BELGRADE – The ROUTE WB6 project that aims at promoting long-term and short-term cross-border volunteering as a tool that will contribute to a reduction of social and ethnic distance among young people in the region just conducted its first designing workshop in Belgrade. This three-day workshop was the first of a series of planned events for the whole duration of the project and was hosted by NGO Young Researchers of Serbia, Voluntary Service of Serbia, gathering 14 individuals from different spheres of youth and volunteer work, coming from NGOs working primarily at national levels or working directly with young people, SEEYN, RYCO and ministries in charge of youth and voluntarism.
The overall goal of the series of activities is to support participants to engage fully in collaborative designing of the ROUTE WB6 Volunteering Exchange Programme. The first designing workshop focused on defining the profile of young persons for whom the ROUTE WB6 Volunteering Exchange Program is being created.
During the workshop, the participants were consulted about the profiling of the volunteers for whom the ROUTE WB6 Volunteering Exchange Programme should be designed. This resulted in developing two volunteer profiles and the discussions aimed at a better understanding of their needs and interests.

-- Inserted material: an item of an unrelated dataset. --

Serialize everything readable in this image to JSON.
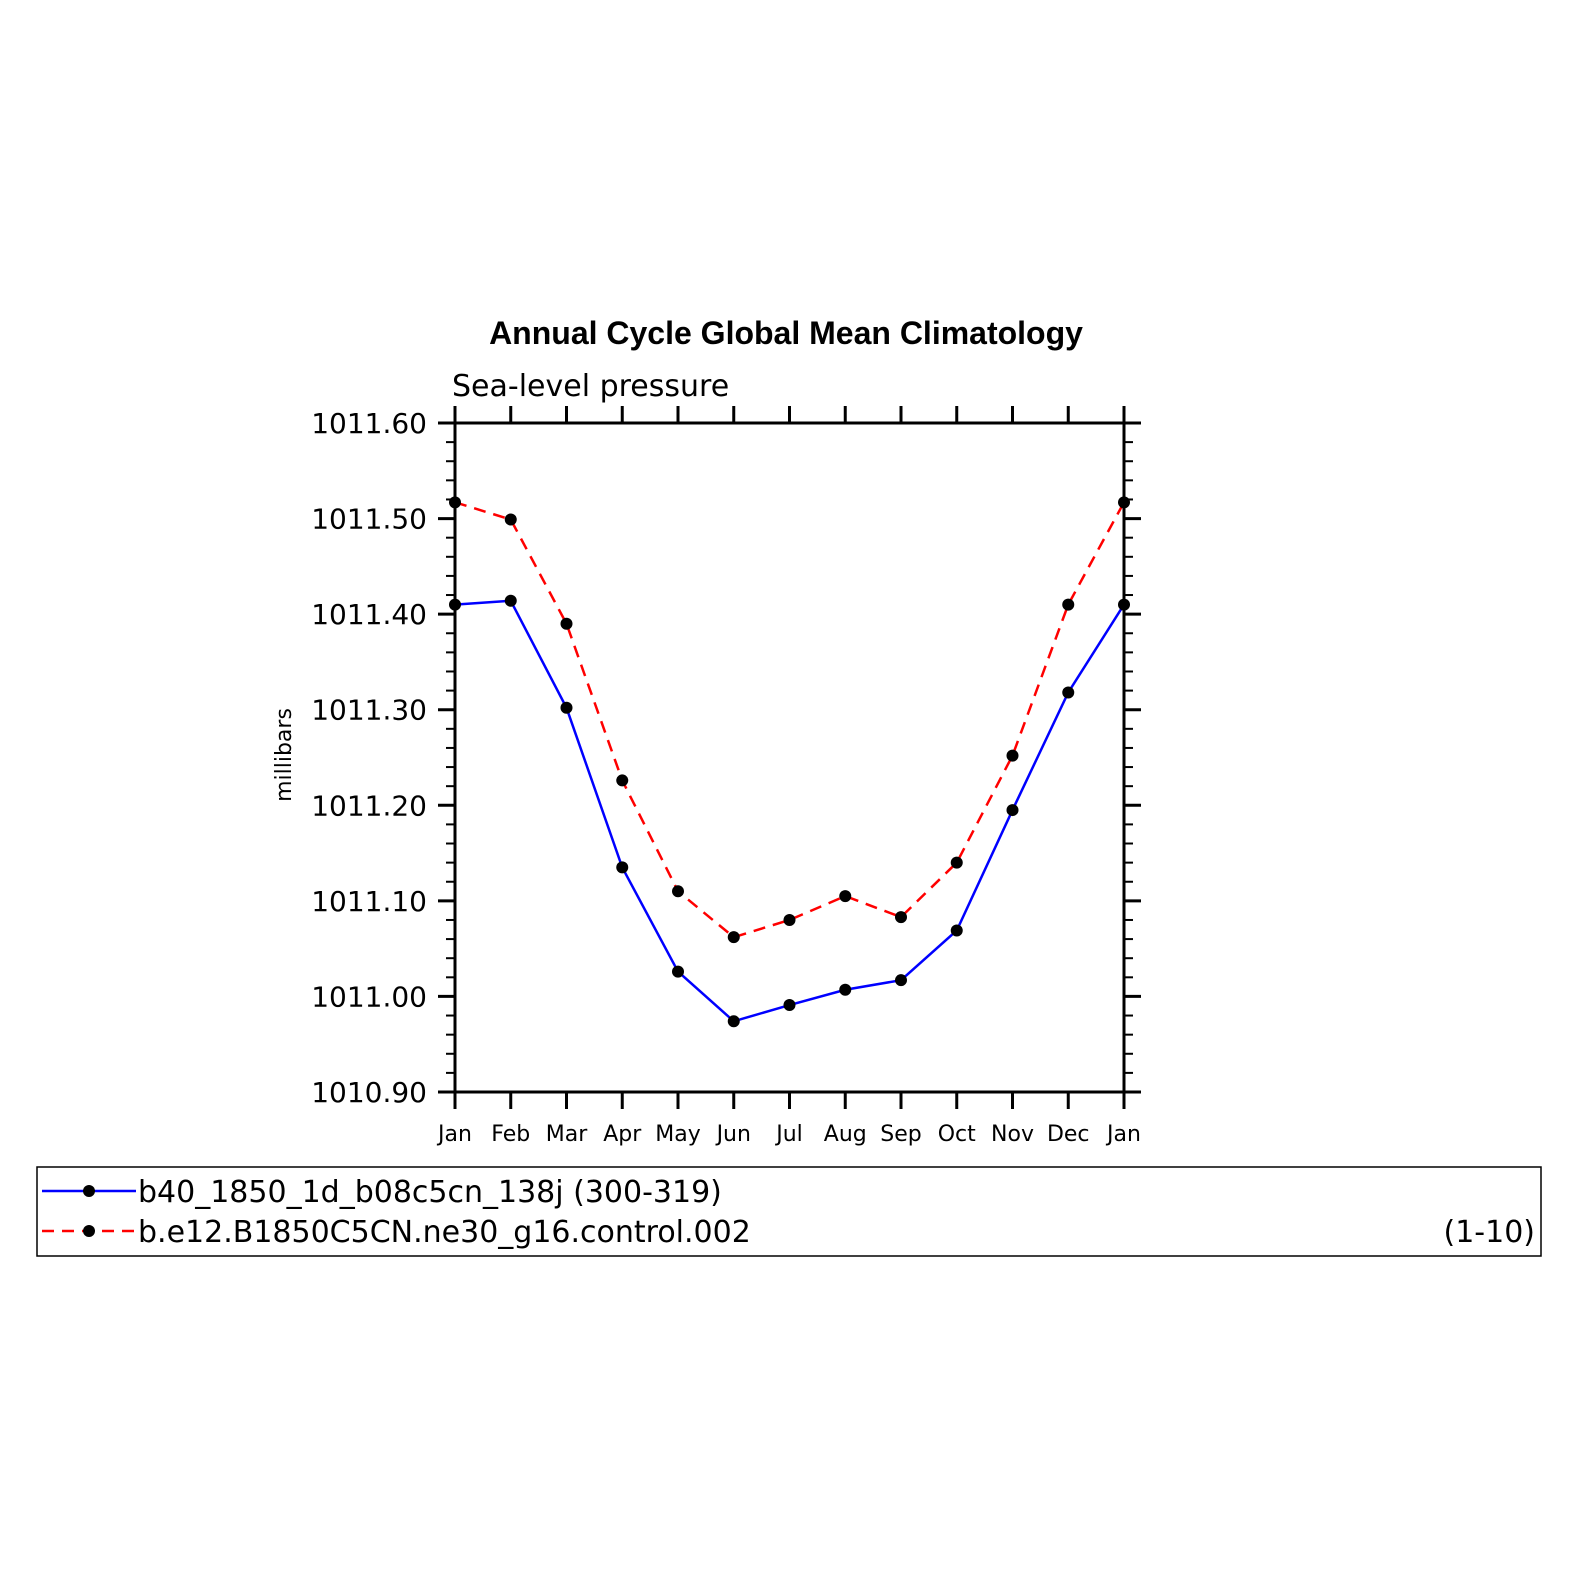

A very interesting exchange took place on the effects the program is expected to have on young people and on the communities where volunteering will take place. Learning from the start-up community was also a contested topic amongst the participants who provided valuable input to the project.
The next steps of the project include each partner from WB 6 organising the two focus groups reaching out to young people of these profiles and with additional criteria necessary for capturing specificities in two identified target groups. In addition, the next designing workshop will take place in Bitola, from 27th February to 1st March 2020.
The ROUTE WB6 project is being implemented by RYCO and six partners from the Western Balkans with the support of the Norwegian Ministry of Foreign Affairs. It aims to promote volunteering as a mean to achieving peace and reconciliation, improving volunteering infrastructure in the region, and developing a regional volunteering program. Also, it aims to mobilize youth and use volunteering as a mean to improving inter-ethnic collaboration, while fostering values that lead to reconciliation, stability and prosperity in the Western Balkans.